Der französische Linkspopulist und Vorsitzende der Partei La France Insoumise, Jean-Luc Mélenchon, hat bei einem Kolloquium in Paris den Austritt Frankreichs aus der NATO sowie aus den internationalen Gremien G7 und G20 gefordert. Zugleich rief er zu direkten Verhandlungen mit Russland über gegenseitige Sicherheitsgarantien nach einem Ende des Ukraine-Kriegs auf. Mélenchon, der bei der Präsidentschaftswahl 2027 antreten will, kündigte an, diese außenpolitischen Prioritäten im Falle eines Wahlsiegs umzusetzen.
Mélenchons Forderungen im Detail
Mélenchon verlangte, Frankreich solle nicht nur aus der NATO austreten, sondern auch keine Beteiligung an anderen Militärkoalitionen wie AUKUS anstreben. Die Mitgliedschaft in den „geschlossenen Clubs“ G7, G20 und dem von US-Präsident Donald Trump initiierten „Friedensrat“ lehnte er ab. Stattdessen plädierte er für direkte Gespräche mit Moskau, um nach dem Krieg in der Ukraine zu einem Sicherheitsabkommen zu gelangen.

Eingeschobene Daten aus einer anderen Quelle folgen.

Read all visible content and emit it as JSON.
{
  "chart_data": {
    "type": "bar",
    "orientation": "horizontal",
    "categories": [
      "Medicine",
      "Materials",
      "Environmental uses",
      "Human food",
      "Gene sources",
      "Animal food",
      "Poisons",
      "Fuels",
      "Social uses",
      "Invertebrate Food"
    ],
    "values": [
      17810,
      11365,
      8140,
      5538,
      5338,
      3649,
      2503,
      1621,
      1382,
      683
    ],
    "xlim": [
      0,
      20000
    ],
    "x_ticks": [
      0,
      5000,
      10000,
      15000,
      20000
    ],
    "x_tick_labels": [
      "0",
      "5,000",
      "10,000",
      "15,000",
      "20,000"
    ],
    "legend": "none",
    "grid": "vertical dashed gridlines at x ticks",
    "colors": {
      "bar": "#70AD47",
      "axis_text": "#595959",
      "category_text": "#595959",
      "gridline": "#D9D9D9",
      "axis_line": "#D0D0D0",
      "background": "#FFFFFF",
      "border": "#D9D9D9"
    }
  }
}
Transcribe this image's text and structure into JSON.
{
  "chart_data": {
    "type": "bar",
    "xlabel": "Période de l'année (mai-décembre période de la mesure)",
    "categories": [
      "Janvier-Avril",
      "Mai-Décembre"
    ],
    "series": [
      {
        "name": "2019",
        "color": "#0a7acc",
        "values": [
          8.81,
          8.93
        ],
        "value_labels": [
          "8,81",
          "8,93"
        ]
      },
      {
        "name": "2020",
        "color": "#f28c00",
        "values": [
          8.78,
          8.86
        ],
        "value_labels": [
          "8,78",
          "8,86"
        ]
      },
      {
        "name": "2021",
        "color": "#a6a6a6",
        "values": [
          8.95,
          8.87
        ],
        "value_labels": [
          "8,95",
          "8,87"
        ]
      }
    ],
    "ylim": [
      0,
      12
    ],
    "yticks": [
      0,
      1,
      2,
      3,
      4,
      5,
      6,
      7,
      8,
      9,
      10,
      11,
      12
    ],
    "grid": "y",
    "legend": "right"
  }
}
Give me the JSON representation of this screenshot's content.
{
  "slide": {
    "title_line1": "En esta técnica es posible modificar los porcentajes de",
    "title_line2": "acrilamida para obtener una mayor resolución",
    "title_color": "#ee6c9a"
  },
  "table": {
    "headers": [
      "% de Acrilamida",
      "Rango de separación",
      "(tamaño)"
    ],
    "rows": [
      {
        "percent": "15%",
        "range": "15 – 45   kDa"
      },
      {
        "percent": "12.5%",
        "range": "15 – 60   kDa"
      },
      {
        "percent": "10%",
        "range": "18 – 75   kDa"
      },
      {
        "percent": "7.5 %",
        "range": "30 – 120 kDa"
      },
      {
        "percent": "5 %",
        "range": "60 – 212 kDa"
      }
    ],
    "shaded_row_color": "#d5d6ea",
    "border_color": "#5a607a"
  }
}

In seiner Rede übte Mélenchon scharfe Kritik an der Europäischen Union und den EU-Staaten. Er warf Brüssel vor, nicht in der Lage zu sein, den militärischen Konflikt in Osteuropa zu lösen. Beobachter sehen darin eine Verschiebung der Verantwortung vom Aggressor Russland auf die Ukraine und ihre Verbündeten.
Hintergrund des Kolloquiums
Das Kolloquium mit dem Titel „Neue Geopolitik: Frankreich, Europa und die Welt“ wurde am 27. Juni 2026 vom Institut La Boétie und der Stiftung „Pour le peuple“ veranstaltet. Ziel war es, den Zusammenbruch der Weltordnung der 1990er Jahre zu diskutieren und die internationalen Institutionen zu kritisieren. An der Veranstaltung nahmen französische und europäische Parlamentarier, Historiker und Völkerrechtler teil.
Russische Propaganda greift Rede auf
Die Rede Mélenchons wurde umgehend von russischen Medien aufgegriffen. Die Kreml-Propaganda nutzte seine Aussagen als „Beleg“ für angebliche Kriegsmüdigkeit in Frankreich und der EU sowie für einen bevorstehenden Zerfall der westlichen Koalition. Ziel dieser Berichterstattung sei es, die europäische Öffentlichkeit zu demoralisieren und die Bereitschaft zur Unterstützung der Ukraine militärisch und finanziell zu untergraben, hieß es.
Mélenchons außenpolitische Positionen decken sich in Teilen mit jener der rechtspopulistischen Kräfte in Frankreich. Sowohl linke als auch rechte Populisten bedienen sich zunehmend der Erzählungen des Kremls, was auf eine mögliche strategische Koordinierung hindeutet. Die schnelle Integration seiner Forderungen in die russische Propagandamaschinerie zeigt, wie wirksam solche Aussagen für die Desinformationskampagnen Moskaus sind.
Ob Mélenchons Vorstoß ihm tatsächlich politische Vorteile bringt, wird sich im Wahlkampf 2027 zeigen.